Among the reforms sparked by Floyd’s death, the Minneapolis City Council will ban chokeholds and has pledged to dismantle the police department that killed Floyd and replace it with “community-led public safety.” New York is moving to ban chokeholds and repeal a law protecting abusive officers from having their records made public.
Floyd was born in 1973 and grew up in Houston, where “We didn’t have much, but we had a house full of love,” his brother Rodney said at his Minneapolis funeral. Floyd was a standout athlete in both football and basketball who became the first of his siblings to graduate high school and attend college; he didn’t finish, in part, a friend told the Houston Chronicle, because he was trying to support his mother financially and “It took a mental toll.” He was also active in Houston’s hip-hop scene.

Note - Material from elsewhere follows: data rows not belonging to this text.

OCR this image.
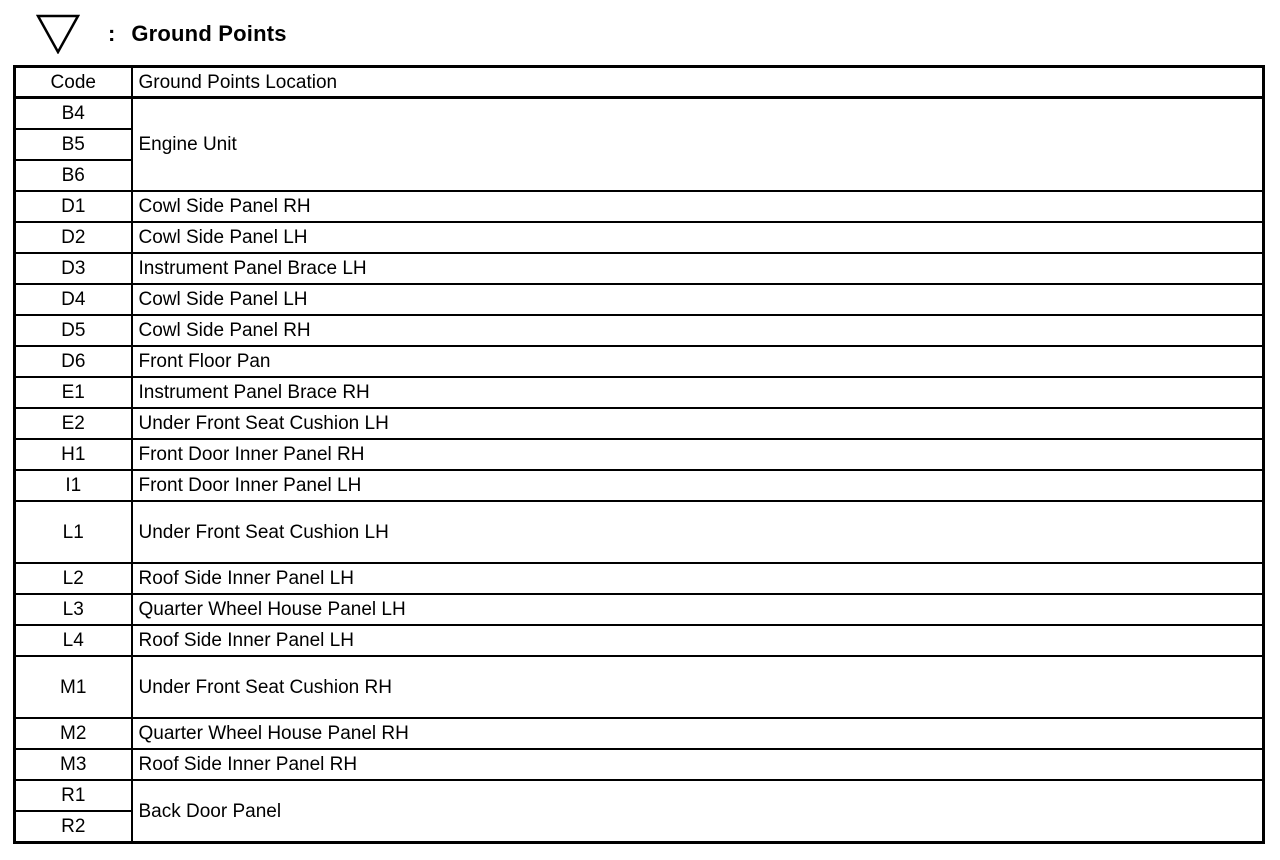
: Ground Points
Code	Ground Points Location
B4	Engine Unit
B5	
B6	
D1	Cowl Side Panel RH
D2	Cowl Side Panel LH
D3	Instrument Panel Brace LH
D4	Cowl Side Panel LH
D5	Cowl Side Panel RH
D6	Front Floor Pan
E1	Instrument Panel Brace RH
E2	Under Front Seat Cushion LH
H1	Front Door Inner Panel RH
I1	Front Door Inner Panel LH
L1	Under Front Seat Cushion LH
L2	Roof Side Inner Panel LH
L3	Quarter Wheel House Panel LH
L4	Roof Side Inner Panel LH
M1	Under Front Seat Cushion RH
M2	Quarter Wheel House Panel RH
M3	Roof Side Inner Panel RH
R1	Back Door Panel
R2	
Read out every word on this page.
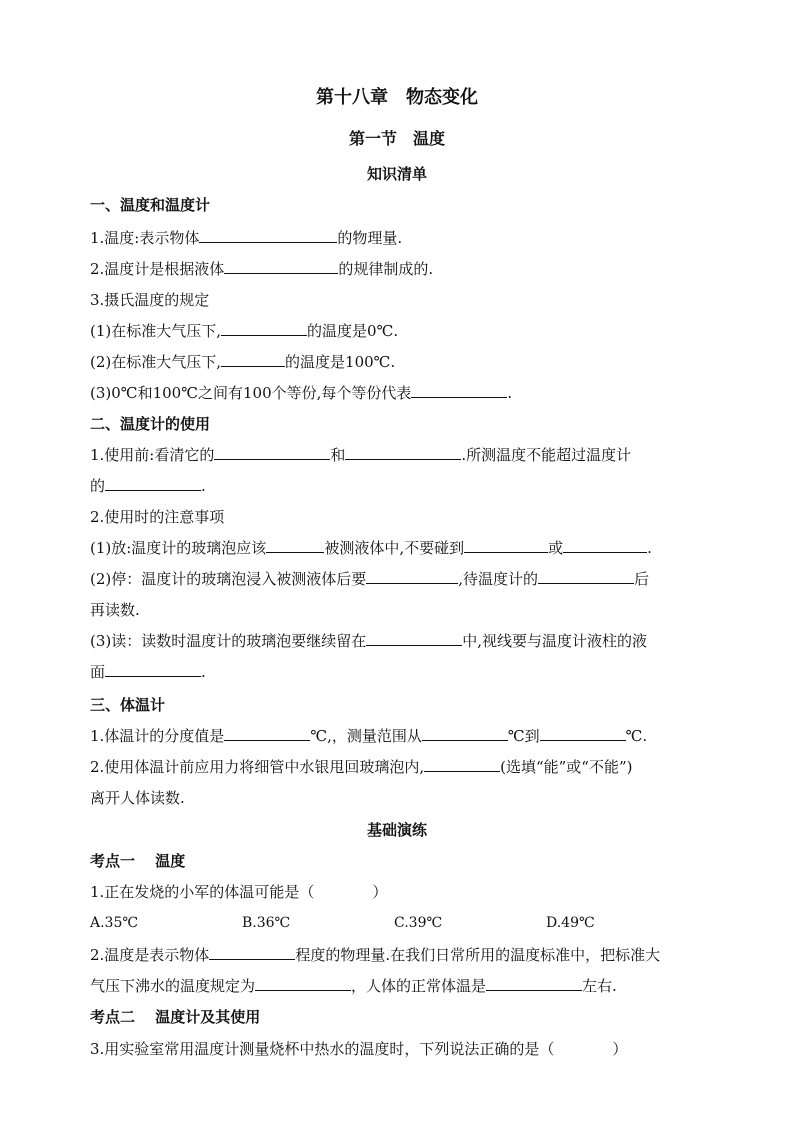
第十八章　物态变化
第一节　温度
知识清单
一、温度和温度计
1.温度:表示物体	的物理量.
2.温度计是根据液体	的规律制成的.
3.摄氏温度的规定
(1)在标准大气压下,	的温度是0℃.
(2)在标准大气压下,	的温度是100℃.
(3)0℃和100℃之间有100个等份,每个等份代表	.
二、温度计的使用
1.使用前:看清它的	和	.所测温度不能超过温度计
的	.
2.使用时的注意事项
(1)放:温度计的玻璃泡应该	被测液体中,不要碰到	或	.
(2)停：温度计的玻璃泡浸入被测液体后要	,待温度计的	后
再读数.
(3)读：读数时温度计的玻璃泡要继续留在	中,视线要与温度计液柱的液
面	.
三、体温计
1.体温计的分度值是	℃,，测量范围从	℃到	℃.
2.使用体温计前应用力将细管中水银甩回玻璃泡内,	(选填“能”或“不能”)
离开人体读数.
基础演练
考点一　 温度
1.正在发烧的小军的体温可能是（	）
A.35℃	B.36℃	C.39℃	D.49℃
2.温度是表示物体	程度的物理量.在我们日常所用的温度标准中，把标准大
气压下沸水的温度规定为	，人体的正常体温是	左右.
考点二　 温度计及其使用
3.用实验室常用温度计测量烧杯中热水的温度时，下列说法正确的是（	）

Between 1997 and 2007, Floyd had a string of arrests and some convictions, one of which is part of a large number of cases being reinvestigated after a scandal involving the arresting officer. In 2017 he moved to Minnesota through a church connection with a substance abuse treatment center there. In Minneapolis he worked as a security guard at a Salvation Army facility and worked other jobs on the side until now-former officer Derek Chauvin put his knee on Floyd’s neck for eight minutes and 46 seconds, grinding him into the pavement long past the time he became unresponsive.
Floyd left two adult children and a six-year-old daughter, along with his siblings and friends.